La Confederación Africana de Fútbol (CAF) ha emitido recientemente su veredicto sobre las polémicas que rodearon la arbitraje de la final de la Copa Africana de Naciones (CAN) 2025, entre Senegal y Marruecos. Tras una investigación exhaustiva y un análisis detallado de todas las decisiones tomadas durante el partido, la CAF ha levantado oficialmente todos los sospechas sobre el árbitro congoleño Jean-Jacques Ndala. Según el organismo continental, no se constató ninguna irregularidad en el desarrollo del encuentro, y todas las decisiones arbitrales fueron conformes a las leyes del juego. Este anuncio pone fin definitivo a las dudas sobre la responsabilidad de Ndala en los momentos clave de esta final muy disputada.
La final, ganada por Senegal 1-0 tras prórroga, fue especialmente tensa y estuvo marcada por varios episodios controvertidos. Las críticas mediáticas y deportivas fueron numerosas, apuntando especialmente a ciertas decisiones del árbitro, que parecieron, a primera vista, influir en el curso del partido. Estas polémicas rápidamente encendieron las redes sociales y los debates en el mundo del fútbol africano. Algunas jugadas fueron consideradas litigiosas por los observadores, contribuyendo a un clima de desconfianza en torno al arbitraje. Sin embargo, el análisis minucioso de la CAF, basado en videos, informes oficiales y testimonios, confirmó que Jean-Jacques Ndala aplicó las reglas con imparcialidad y profesionalismo.

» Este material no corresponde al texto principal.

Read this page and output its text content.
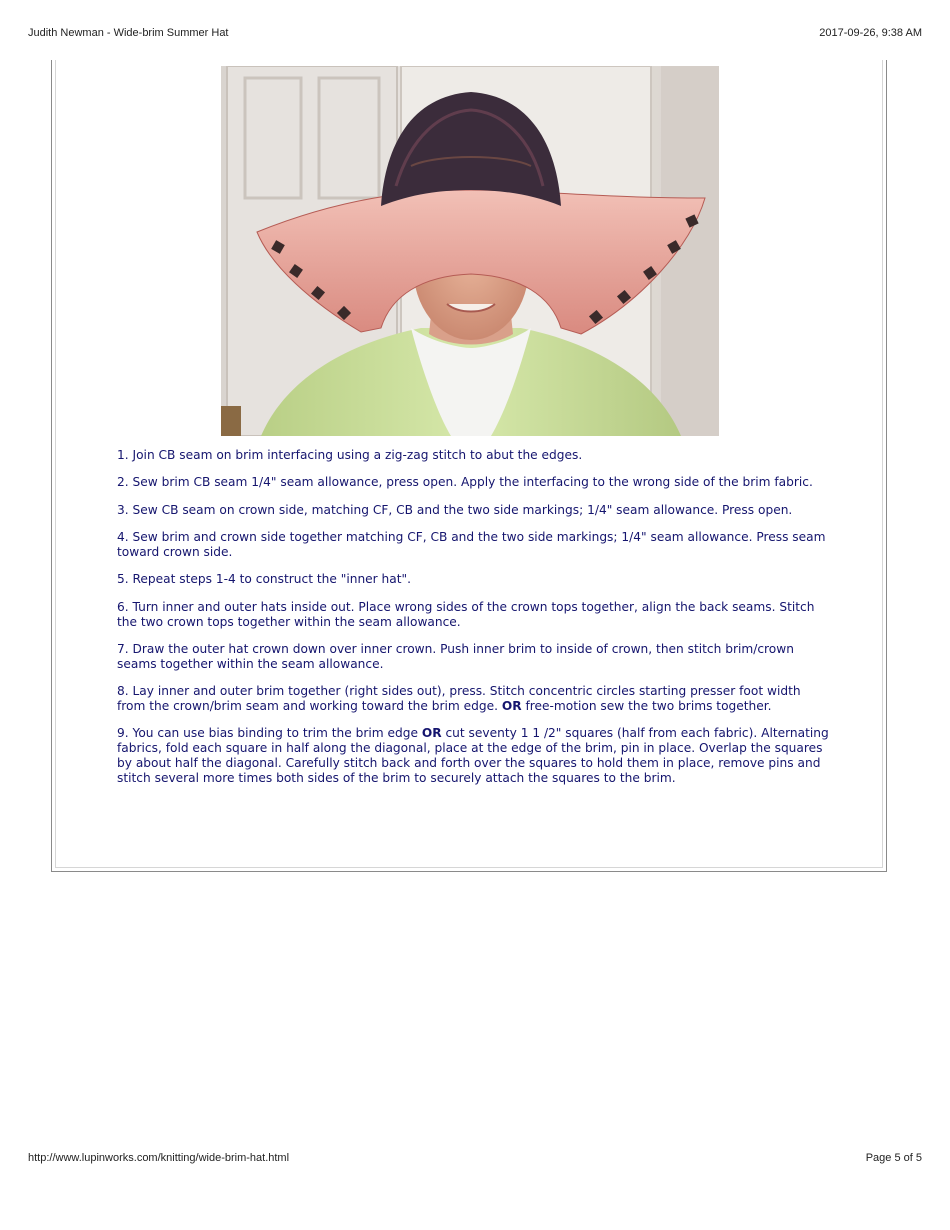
Judith Newman - Wide-brim Summer Hat	2017-09-26, 9:38 AM

1. Join CB seam on brim interfacing using a zig-zag stitch to abut the edges.

2. Sew brim CB seam 1/4" seam allowance, press open. Apply the interfacing to the wrong side of the brim fabric.

3. Sew CB seam on crown side, matching CF, CB and the two side markings; 1/4" seam allowance. Press open.

4. Sew brim and crown side together matching CF, CB and the two side markings; 1/4" seam allowance. Press seam toward crown side.

5. Repeat steps 1-4 to construct the "inner hat".

6. Turn inner and outer hats inside out. Place wrong sides of the crown tops together, align the back seams. Stitch the two crown tops together within the seam allowance.

7. Draw the outer hat crown down over inner crown. Push inner brim to inside of crown, then stitch brim/crown seams together within the seam allowance.

8. Lay inner and outer brim together (right sides out), press. Stitch concentric circles starting presser foot width from the crown/brim seam and working toward the brim edge. OR free-motion sew the two brims together.

9. You can use bias binding to trim the brim edge OR cut seventy 1 1 /2" squares (half from each fabric). Alternating fabrics, fold each square in half along the diagonal, place at the edge of the brim, pin in place. Overlap the squares by about half the diagonal. Carefully stitch back and forth over the squares to hold them in place, remove pins and stitch several more times both sides of the brim to securely attach the squares to the brim.

http://www.lupinworks.com/knitting/wide-brim-hat.html	Page 5 of 5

Paralelamente, aunque el árbitro principal ha sido exonerado de toda responsabilidad, la CAF ha decidido imponer sanciones importantes a los dos equipos finalistas. Estas medidas se refieren a diversos comportamientos considerados antideportivos, ocurridos tanto dentro como fuera del campo. Entre las decisiones tomadas se incluyen multas y suspensiones para algunos jugadores y miembros del cuerpo técnico, así como advertencias formales a las federaciones implicadas. Estas sanciones reflejan la voluntad de la CAF de mantener una disciplina estricta y promover el juego limpio en las competiciones africanas, recordando a los equipos que los comportamientos inapropiados no serán tolerados, incluso en partidos de alta presión.
Así, si la controversia sobre el arbitraje de la final de la CAN 2025 está oficialmente cerrada para Jean-Jacques Ndala, la CAF recuerda que la vigilancia y el respeto de las reglas son esenciales para todas las partes involucradas en el fútbol africano. La decisión constituye una señal fuerte: el arbitraje respetuoso de las leyes del juego siempre será defendido, mientras que los comportamientos antideportivos seguirán siendo objeto de sanciones.